I'm not sure how I ran across Splunk, but it intrigued me. It's a data management application, similar to something I've thought about building myself (snap fingers, darn, wish I'd done it first) when I was managing a lot of servers.
There's no denying that IT infrastructures are becoming incredbibly complex. Think about some of your mission critical applications and potentially how many different pieces of equipment or software interact to make them work? At Peoplesoft we had a failure one Thanksgiving and as I was listening to people talking about the various things that seemed to be working, I was amazed to find out we had over a dozen different servers all running parts of this one piece of our ERP infrastructure. And that's without counting network devices!
Trying to track down issues becomes hard when you need to correlate the logs from all these devices and match things up by time. Having some type of system that can bring together multiple logs, similar to the Log Viewer in SQL Server 2005 that lets you see multiple logs at one time is important. Splunk seems like a great type of application to help with this.
As I was reading about this product, I was wondering how this data is stored. After all, you'd think that a database would be natural here for indexing this type of material.
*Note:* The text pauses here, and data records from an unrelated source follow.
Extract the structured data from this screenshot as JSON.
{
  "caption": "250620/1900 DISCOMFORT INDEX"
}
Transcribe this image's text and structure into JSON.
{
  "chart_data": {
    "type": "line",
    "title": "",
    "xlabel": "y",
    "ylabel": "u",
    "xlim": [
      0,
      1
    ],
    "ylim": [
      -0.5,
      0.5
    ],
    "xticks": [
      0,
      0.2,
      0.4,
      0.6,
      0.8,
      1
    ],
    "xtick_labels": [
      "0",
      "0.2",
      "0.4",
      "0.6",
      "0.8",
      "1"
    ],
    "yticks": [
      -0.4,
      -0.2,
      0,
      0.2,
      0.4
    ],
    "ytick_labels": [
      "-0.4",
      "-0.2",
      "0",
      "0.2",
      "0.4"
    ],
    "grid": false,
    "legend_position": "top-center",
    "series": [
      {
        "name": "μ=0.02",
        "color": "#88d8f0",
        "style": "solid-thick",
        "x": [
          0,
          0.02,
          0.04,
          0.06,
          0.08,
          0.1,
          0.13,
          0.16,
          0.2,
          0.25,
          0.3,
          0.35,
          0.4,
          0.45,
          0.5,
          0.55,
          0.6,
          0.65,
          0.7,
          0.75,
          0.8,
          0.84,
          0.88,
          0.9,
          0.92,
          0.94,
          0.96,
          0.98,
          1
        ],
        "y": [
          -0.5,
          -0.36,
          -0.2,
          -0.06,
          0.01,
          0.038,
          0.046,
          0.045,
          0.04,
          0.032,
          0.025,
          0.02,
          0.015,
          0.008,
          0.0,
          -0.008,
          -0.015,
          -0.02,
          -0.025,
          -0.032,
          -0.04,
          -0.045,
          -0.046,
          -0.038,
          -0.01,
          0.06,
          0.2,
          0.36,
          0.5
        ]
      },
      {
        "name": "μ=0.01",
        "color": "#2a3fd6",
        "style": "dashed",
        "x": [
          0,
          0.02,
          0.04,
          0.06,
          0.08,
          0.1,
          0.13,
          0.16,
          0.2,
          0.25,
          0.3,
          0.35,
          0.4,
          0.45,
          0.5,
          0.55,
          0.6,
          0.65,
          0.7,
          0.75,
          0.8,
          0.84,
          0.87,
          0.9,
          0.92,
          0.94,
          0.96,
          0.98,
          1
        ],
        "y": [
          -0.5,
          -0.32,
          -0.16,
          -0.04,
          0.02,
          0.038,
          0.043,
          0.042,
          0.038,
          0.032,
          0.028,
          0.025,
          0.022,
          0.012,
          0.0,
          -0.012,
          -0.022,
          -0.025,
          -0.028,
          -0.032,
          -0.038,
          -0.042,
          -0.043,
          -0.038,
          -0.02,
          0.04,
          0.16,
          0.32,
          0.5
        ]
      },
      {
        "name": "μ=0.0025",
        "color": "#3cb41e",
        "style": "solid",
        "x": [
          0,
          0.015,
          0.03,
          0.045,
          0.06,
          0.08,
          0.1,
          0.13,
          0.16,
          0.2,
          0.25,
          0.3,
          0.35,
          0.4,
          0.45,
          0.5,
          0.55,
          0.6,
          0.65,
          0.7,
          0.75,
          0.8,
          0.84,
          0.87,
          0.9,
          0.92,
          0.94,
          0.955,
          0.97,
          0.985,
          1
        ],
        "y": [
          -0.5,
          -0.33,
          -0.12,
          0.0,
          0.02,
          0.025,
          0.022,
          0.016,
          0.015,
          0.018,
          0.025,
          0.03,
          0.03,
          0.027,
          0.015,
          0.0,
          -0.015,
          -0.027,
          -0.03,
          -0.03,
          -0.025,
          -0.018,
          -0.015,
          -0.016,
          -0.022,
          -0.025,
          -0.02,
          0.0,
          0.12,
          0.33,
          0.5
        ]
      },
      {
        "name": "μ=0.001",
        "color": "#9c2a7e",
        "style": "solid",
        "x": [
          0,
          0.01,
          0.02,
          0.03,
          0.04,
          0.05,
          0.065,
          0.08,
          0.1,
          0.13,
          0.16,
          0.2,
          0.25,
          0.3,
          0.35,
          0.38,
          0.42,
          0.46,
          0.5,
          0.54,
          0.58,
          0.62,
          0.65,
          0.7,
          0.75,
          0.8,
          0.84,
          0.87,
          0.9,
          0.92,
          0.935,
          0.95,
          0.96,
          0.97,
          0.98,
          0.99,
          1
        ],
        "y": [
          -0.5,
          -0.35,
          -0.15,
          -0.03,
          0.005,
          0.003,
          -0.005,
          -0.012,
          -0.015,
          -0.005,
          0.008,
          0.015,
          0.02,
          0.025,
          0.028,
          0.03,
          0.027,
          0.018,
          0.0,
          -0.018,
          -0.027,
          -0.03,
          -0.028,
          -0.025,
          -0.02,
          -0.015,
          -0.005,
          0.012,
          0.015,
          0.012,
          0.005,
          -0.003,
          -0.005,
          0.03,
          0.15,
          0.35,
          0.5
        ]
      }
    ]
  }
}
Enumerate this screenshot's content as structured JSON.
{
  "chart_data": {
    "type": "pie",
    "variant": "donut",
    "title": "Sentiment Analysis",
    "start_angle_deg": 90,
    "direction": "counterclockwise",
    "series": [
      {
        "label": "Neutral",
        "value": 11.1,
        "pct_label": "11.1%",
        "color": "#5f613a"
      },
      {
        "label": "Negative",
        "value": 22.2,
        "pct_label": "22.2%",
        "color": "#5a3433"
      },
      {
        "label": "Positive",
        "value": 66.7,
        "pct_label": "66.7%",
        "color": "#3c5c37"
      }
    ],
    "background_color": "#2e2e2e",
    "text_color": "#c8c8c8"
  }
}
I thought it likely that MySQL was being used but as I dug in I saw some interesting facts. First splunk stores a compressed copies of the various log data it reads, which can be a lot of data. However they use flat files and then create indexes on those files for quick querying. They say that their index size is 30% of the data size, which is reasonable, but I would have assumed they'd have multiple indexes to handle different queries.
In many ways this seems like a specialized search engine, with bots sent out not to read web pages, but log data. However archiving, scaling out to multiple machines, and helping you to answer questions about your environment are all search engine type features.
I'm still wondering how much data they produce and how easy this is to manage in the real world. I have friends running Openview and Unicenter, and both of those systems are cumbersome and complicated, not to mention expensive. If anyone's using Splunk, I'd be interested to hear how easy it is to use. and how well it manages what must be a tremendous amount of data.
And if anyone is using to solve SQL Server issues or answer BI type questions about their environment, please, write us an article.